CROP
ProjectsCROP Frontend

Calibration Editor: Improvement Plan

R&D tool for calibrating coordinate positions on technical parts diagrams. This document outlines identified issues, recommendations, and improvement roadmap.

Calibration Editor: Improvement Plan

Overview

R&D tool for calibrating coordinate positions on technical parts diagrams. This document outlines identified issues, recommendations, and improvement roadmap.


1. Critical Issue: Spurious Coordinates

Problem

The parser extracts ALL numeric text from diagrams, including:

  • Valid item numbers — actual callouts pointing to parts
  • Page numbers — "Page 5", "5" in footer/header
  • Dimensions — "12.5", "100mm"
  • Quantities — "Qty: 2"
  • Part numbers — sometimes numeric SKUs appear on diagrams
  • Other text — dates, revision numbers, etc.

Impact

  • Manual calibration wastes time on irrelevant coordinates
  • Statistics (deviation metrics) are skewed by spurious data
  • No way to track what's been "cleaned up"

Solution: Coordinate Validity Classification

Add validity field to ManualCoordinate:

export type CoordinateValidity =
  | "valid"      // Confirmed item number (callout to part)
  | "spurious"   // Page number, dimension, or other non-item text
  | "uncertain"; // Needs review

export interface ManualCoordinate extends ItemCoordinate {
  validity?: CoordinateValidity; // Default: "valid"
  calibratedBy?: string;
  calibratedAt?: string;
}

UI Changes Needed

  1. Add validity toggle/dropdown for each coordinate in right sidebar
  2. Color-code markers: green=valid, gray=spurious, yellow=uncertain
  3. Add filter toggle: "Hide spurious" checkbox
  4. Statistics should separate: "15 valid / 3 spurious / 2 uncertain"
  5. Keyboard shortcut: select marker + press "S" to mark spurious

2. Missing Features Analysis

2.1 No Undo/Redo

Problem: Accidentally drag a marker → no way to undo Solution: Local history stack (10-20 states) with Ctrl+Z/Ctrl+Y

2.2 No Batch Operations

Problem: Can't select multiple markers to move/delete together Solution:

  • Shift+click to multi-select
  • Drag selection box
  • "Select all spurious" action

2.3 No User Attribution

Problem: calibratedBy field exists but never set Solution: Get current user from auth context, auto-populate on save

2.4 No Change History

Problem: Each save overwrites previous calibration Solution: Add history array with timestamped snapshots (last 5-10)

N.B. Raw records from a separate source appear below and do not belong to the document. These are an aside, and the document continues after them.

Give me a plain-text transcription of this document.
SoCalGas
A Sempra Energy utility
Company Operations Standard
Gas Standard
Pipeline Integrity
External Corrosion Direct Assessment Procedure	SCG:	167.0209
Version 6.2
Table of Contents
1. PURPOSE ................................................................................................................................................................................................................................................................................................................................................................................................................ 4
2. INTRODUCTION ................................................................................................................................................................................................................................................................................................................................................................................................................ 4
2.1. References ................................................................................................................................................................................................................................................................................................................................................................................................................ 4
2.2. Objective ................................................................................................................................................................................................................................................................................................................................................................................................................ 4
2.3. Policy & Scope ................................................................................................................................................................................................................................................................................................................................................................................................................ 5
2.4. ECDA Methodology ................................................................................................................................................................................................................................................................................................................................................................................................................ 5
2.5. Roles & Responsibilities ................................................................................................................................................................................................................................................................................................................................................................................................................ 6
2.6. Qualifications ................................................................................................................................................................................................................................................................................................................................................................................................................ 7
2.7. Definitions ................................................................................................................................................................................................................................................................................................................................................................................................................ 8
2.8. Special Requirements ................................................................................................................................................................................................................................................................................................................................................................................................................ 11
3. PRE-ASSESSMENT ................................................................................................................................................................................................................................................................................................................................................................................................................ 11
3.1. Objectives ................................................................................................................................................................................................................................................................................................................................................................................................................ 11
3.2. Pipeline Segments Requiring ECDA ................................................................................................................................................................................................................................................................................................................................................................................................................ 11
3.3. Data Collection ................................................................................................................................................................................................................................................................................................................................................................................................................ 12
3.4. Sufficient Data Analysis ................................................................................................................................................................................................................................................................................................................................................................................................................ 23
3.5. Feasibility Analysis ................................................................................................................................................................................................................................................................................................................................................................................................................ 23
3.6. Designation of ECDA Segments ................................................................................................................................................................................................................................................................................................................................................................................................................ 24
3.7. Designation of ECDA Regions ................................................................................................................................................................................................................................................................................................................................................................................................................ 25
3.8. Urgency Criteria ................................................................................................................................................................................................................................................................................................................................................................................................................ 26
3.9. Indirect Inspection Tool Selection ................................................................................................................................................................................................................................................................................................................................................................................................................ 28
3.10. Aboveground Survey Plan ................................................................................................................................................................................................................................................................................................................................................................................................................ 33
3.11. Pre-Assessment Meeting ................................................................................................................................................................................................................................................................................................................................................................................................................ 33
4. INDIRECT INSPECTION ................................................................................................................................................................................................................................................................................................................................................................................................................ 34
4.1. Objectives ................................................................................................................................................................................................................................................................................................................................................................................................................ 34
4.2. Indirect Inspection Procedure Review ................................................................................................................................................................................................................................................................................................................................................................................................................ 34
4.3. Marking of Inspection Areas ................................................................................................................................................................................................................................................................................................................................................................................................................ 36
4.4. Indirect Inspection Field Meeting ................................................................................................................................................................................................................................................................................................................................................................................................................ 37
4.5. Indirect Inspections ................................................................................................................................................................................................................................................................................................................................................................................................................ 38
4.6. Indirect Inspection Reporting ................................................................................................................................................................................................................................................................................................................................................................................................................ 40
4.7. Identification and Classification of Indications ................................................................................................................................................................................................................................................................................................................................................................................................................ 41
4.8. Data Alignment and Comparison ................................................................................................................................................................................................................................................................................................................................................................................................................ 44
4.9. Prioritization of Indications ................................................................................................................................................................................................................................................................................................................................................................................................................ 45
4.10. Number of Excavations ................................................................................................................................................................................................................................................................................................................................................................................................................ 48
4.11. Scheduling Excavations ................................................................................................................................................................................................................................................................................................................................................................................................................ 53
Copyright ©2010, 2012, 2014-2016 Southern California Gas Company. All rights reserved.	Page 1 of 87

2.5 No Validation Thresholds

Problem: No warning when deviation seems wrong (>10% is suspicious) Solution: Configurable thresholds with warnings

2.6 No Bulk Import/Export

Problem: No way to export calibration data for analysis Solution: Add CSV/JSON export buttons


3. UX Issues

3.1 Small Click Targets

Problem: Markers are small at high zoom, hard to grab Solution: Increase hit area, show larger handle on hover

3.2 No Snap-to-Grid

Problem: Hard to align coordinates precisely Solution: Optional grid overlay + snap mode

3.3 No Zoom to Selection

Problem: Can't quickly zoom to a specific coordinate Solution: Double-click coordinate in list → zoom & center

3.4 Confusing "Original" vs "Manual" Terminology

Problem: Users don't understand what "original" means Recommendation:

  • "Original" → "Parsed" or "Auto-detected"
  • "Manual" → "Calibrated" or "Corrected"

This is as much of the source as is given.